Exploring the phase space of multiple states in highly turbulent Taylor-Couette flow

TL;DR

This study explores multiple turbulent flow states in highly turbulent Taylor-Couette flow, revealing their robustness, control by rotation ratio, complex phase space paths, and the discovery of an antisymmetrical roll state in larger aspect ratio setups.

Contribution

It demonstrates the existence and robustness of multiple turbulent states across a wide range of Taylor numbers, including new flow structures like the antisymmetrical roll state.

Findings

Multiple states are robust and likely persist beyond Ta=10^{13}.

Rotation ratio strongly controls flow state transitions.
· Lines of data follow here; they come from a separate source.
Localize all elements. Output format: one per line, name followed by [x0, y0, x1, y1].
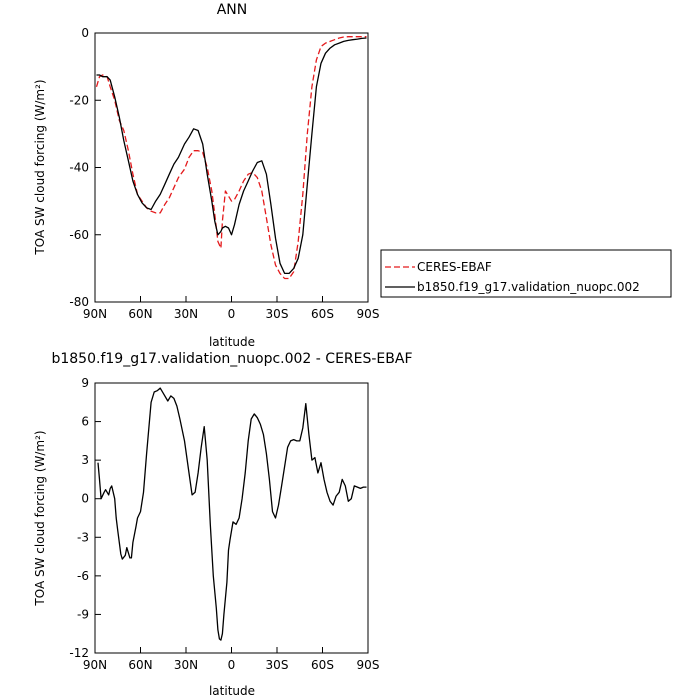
top-x-ticks: 90N 60N 30N 0 30S 60S 90S — [83, 296, 380, 321]
legend-label-model: b1850.f19_g17.validation_nuopc.002 — [417, 280, 640, 294]
top-y-tick-label: -20 — [69, 93, 89, 107]
bottom-y-ticks: 9 6 3 0 -3 -6 -9 -12 — [69, 376, 101, 660]
legend: CERES-EBAF b1850.f19_g17.validation_nuop… — [380, 249, 672, 298]
bottom-y-tick-label: 3 — [81, 453, 89, 467]
legend-label-ceres: CERES-EBAF — [417, 260, 492, 274]
top-x-tick-label: 60N — [128, 307, 152, 321]
top-x-tick-label: 90S — [357, 307, 380, 321]
top-y-tick-label: -80 — [69, 295, 89, 309]
top-panel: ANN 90N 60N 30N 0 30S 60S 90S 0 -20 -40 -60 -80 la… — [33, 2, 672, 349]
top-plot-frame — [94, 32, 369, 303]
bottom-y-tick-label: -3 — [77, 530, 89, 544]
top-series-line-0 — [95, 36, 367, 280]
bottom-y-tick-label: -6 — [77, 569, 89, 583]
bottom-x-tick-label: 90S — [357, 658, 380, 672]
top-y-axis-label: TOA SW cloud forcing (W/m²) — [33, 79, 47, 255]
top-y-tick-label: 0 — [81, 26, 89, 40]
top-chart-title: ANN — [217, 2, 248, 18]
top-y-tick-label: -60 — [69, 228, 89, 242]
top-x-tick-label: 60S — [311, 307, 334, 321]
bottom-panel: b1850.f19_g17.validation_nuopc.002 - CER… — [33, 351, 413, 698]
top-series-line-1 — [96, 37, 367, 275]
bottom-series-line-0 — [97, 387, 367, 641]
bottom-chart-title: b1850.f19_g17.validation_nuopc.002 - CER… — [51, 351, 412, 367]
bottom-plot-frame — [94, 382, 369, 654]
bottom-x-ticks: 90N 60N 30N 0 30S 60S 90S — [83, 647, 380, 672]
top-y-tick-label: -40 — [69, 161, 89, 175]
bottom-plot-area — [97, 387, 367, 641]
legend-box — [380, 249, 672, 298]
bottom-y-axis-label: TOA SW cloud forcing (W/m²) — [33, 430, 47, 606]
bottom-x-tick-label: 60S — [311, 658, 334, 672]
bottom-y-tick-label: -12 — [69, 646, 89, 660]
bottom-y-tick-label: -9 — [77, 607, 89, 621]
top-x-axis-label: latitude — [209, 335, 255, 349]
top-x-tick-label: 30N — [174, 307, 198, 321]
top-x-tick-label: 90N — [83, 307, 107, 321]
top-x-tick-label: 0 — [228, 307, 236, 321]
bottom-x-tick-label: 0 — [228, 658, 236, 672]
bottom-x-tick-label: 90N — [83, 658, 107, 672]
top-y-ticks: 0 -20 -40 -60 -80 — [69, 26, 101, 309]
bottom-x-tick-label: 60N — [128, 658, 152, 672]
bottom-x-tick-label: 30N — [174, 658, 198, 672]
bottom-x-axis-label: latitude — [209, 684, 255, 698]
bottom-y-tick-label: 0 — [81, 492, 89, 506]
bottom-y-tick-label: 6 — [81, 415, 89, 429]
top-x-tick-label: 30S — [266, 307, 289, 321]
bottom-x-tick-label: 30S — [266, 658, 289, 672]
bottom-y-tick-label: 9 — [81, 376, 89, 390]
top-plot-area — [95, 36, 367, 280]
Discovery of an antisymmetrical roll state in highly turbulent flow.

Abstract

We investigate the existence of multiple turbulent states in highly turbulent Taylor-Couette flow in the range of $\mathrm{Ta}=10^{11}$ to $9\cdot10^{12}$, by measuring the global torques and the local velocities while probing the phase space spanned by the rotation rates of the inner and outer cylinder. The multiple states are found to be very robust and are expected to persist beyond $\mathrm{Ta}=10^{13}$. The rotation ratio is the parameter that most strongly controls the transitions between the flow states; the transitional values only weakly depend on the Taylor number. However, complex paths in the phase space are necessary to unlock the full region of multiple states. Lastly, by mapping the flow structures for various rotation ratios in a Taylor-Couette setup with an equal radius ratio but a larger aspect ratio than before, multiple states were again observed. Here, they are characterized by even richer roll structure phenomena, including, for the first time observed in highly turbulent TC flow, an antisymmetrical roll state.